TSVT: Token Sparsification Vision Transformer for robust RGB-D salient object detection

Visual transformer-based salient object detection (SOD) models have attracted increasing research attention. However, the existing transformer-based RGB-D SOD models usually operate on the full token sequences of RGB-D images and use an equal tokenization process to treat appearance and depth modalities, which leads to limited feature richness and inefficiency. To address these limitations, we present a novel token sparsification vision transformer architecture for RGB-D SOD, named TSVT, that explicitly extracts global-local multi-modality features with sparse tokens.

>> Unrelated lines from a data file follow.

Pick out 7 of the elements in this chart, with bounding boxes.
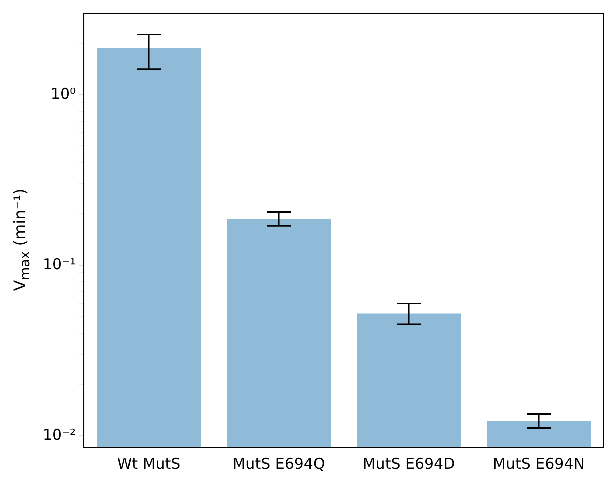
x-tick-label: MutS E694N (493, 454, 585, 473)
y-tick-label: 10⁰ (50, 84, 76, 103)
x-tick-label: MutS E694Q (232, 454, 326, 473)
x-tick-label: MutS E694D (362, 454, 456, 473)
x-tick-label: Wt MutS (117, 454, 181, 473)
y-tick-label: 10⁻² (42, 426, 76, 444)
y-tick-label: 10⁻¹ (42, 255, 76, 274)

The TSVT is an asymmetric encoder–decoder architecture with a dynamic sparse token encoder that adaptively selects and operates on sparse tokens, along with an multiple cascade aggregation decoder (MCAD) that predicts saliency results. Furthermore, we deeply investigate the differences and similarities between the appearance and depth modalities and develop an interactive diversity fusion module (IDFM) to integrate each pair of multi-modality tokens in different stages. Finally, to comprehensively evaluate the performance of the proposed model, we conduct extensive experiments on seven standard RGB-D SOD benchmarks in terms of five evaluation metrics. The experimental results reveal that the proposed model is more robust and effective than fifteen existing RGB-D SOD models. Moreover, the complexity of our model with the sparsification module is more than two times lower than that of the variant model without the dynamic sparse token module (DSTM).